Sebagai contoh dalam P3B Indonesia-Belanda, ketentuan mengenai bunga pinjaman dalam Pasal 11 ayat (5) P3B memberikan multitafsir atas dibutuhkannya mode of application untuk ketentuan pada ayat (2), (3), dan (4). Hal ini menimbulkan sengketa antara Wajib Pajak dan DJP sampai pada tahap peninjauan kembali. Dan tentunya masih ada lagi kasus-kasus serupa yang disebabkan oleh multitafsir dari tax treaty.

Untuk itu di penghujung tahun 2021, DJP memandang perlu untuk memberikan suatu pedoman bagaimana menafsirkan P3B secara umum sehingga terbit Surat Edaran Direktur Jenderal Pajak Nomor 52/PJ/2021 tentang Petunjuk Umum Interpretasi dan Penerapan Ketentuan dalam Persetujuan Penghindaran Pajak Berganda (SE-52).

Pedoman ini bertujuan untuk memberikan keseragaman pemahaman dan penerapan ketentuan dalam P3B Indonesia sehingga nantinya dapat diterapkan dan berjalan sesuai dengan maksud dan tujuan dibetuknya P3B tersebut. Dengan kompleksitas P3B Indonesia yang saat ini berlaku efektif, terdapat beberapa kendala yang masih muncul setelah terbitnya SE-52 ini.

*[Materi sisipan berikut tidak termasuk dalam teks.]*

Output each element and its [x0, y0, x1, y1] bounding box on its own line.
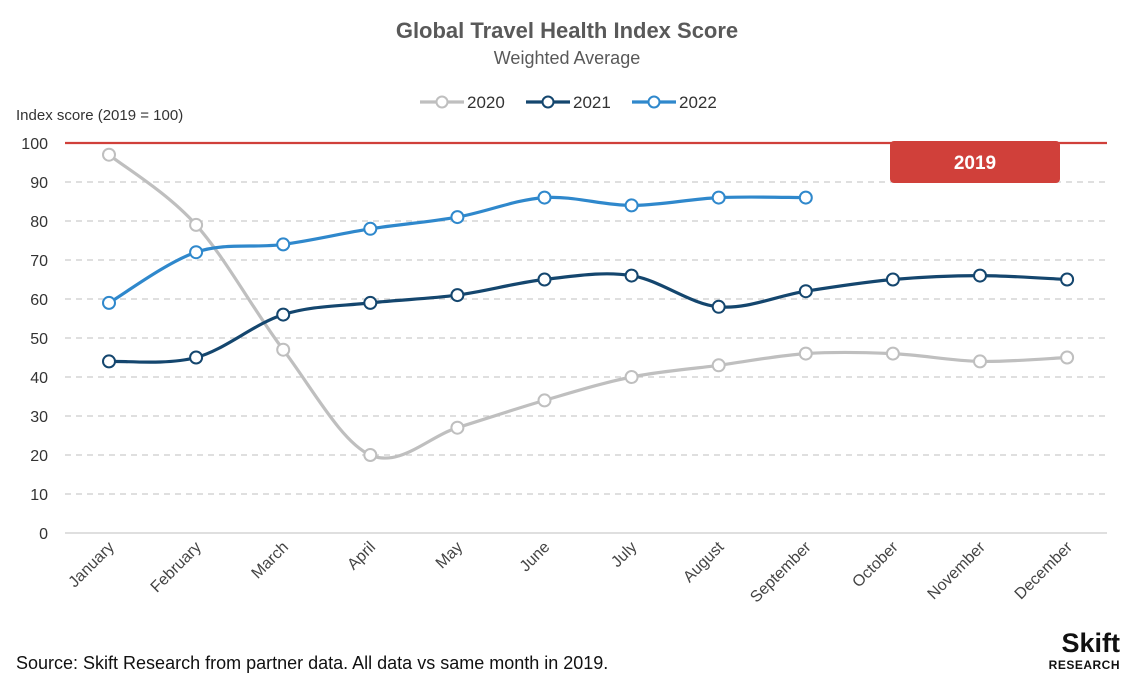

Pertama, SE-52 sendiri memberikan pedoman yang bersifat sangat umum sehingga tidak dapat selalu diterapkan secara khusus dalam satu transaksi tertentu atau P3B tertentu. Pembaca tetap harus memperhatikan dan memahami kembali tiap P3B untuk memberikan pemahaman secara menyeluruh. SE-52 hanya dapat diterapkan untuk P3B Indonesia yang pengaturan dan ketentuannya secara substansi sama.

Kedua, beberapa P3B ada yang tidak berdiri sendiri. Terdapat dokumen-dokumen tambahan atau perubahan yang tidak dapat dilupakan. Sama halnya dengan perubahan dalam peraturan atau ketentuan perundangan domestik di Indonesia, P3B juga memiliki beberapa nota perubahan seperti protokol yang merinci ataupun merubah ketentuan dalam P3B, nota pertukaran (Exchange of Notes), dan Nota Kesepahaman (Memorandum of Understanding). Pembaca harus lebih teliti dalam memahami P3B. Membaca SE-52 ini atau hanya P3B nya tidaklah cukup.

Selanjutnya yang ketiga, dengan keikutsertaan Indonesia dalam Konvensi Multilateral untuk Menerapkan Tindakan-Tindakan terkait dengan Persetujuan Penghindaran Pajak Berganda untuk Mencegah Penggerusan Basis Pemajakan dan Penggeseran Laba (Multilateral Instrument to Implement Tax Treaty Related Measures to Prevent Base Erosion and Profit Shifting) atau MLI pada tanggal 7 Juni 2017 yang mulai berlaku efektif mulai 2021, terdapat beberapa ketentuan MLI yang memodifikasi atau mengubah beberapa P3B Indonesia. Ada sekitar 47 P3B yang terpengaruh oleh adanya MLI. Artinya, untuk memberikan pemahaman yang utuh pembaca perlu memahami pula MLI, P3B mana saja yang terpengaruh.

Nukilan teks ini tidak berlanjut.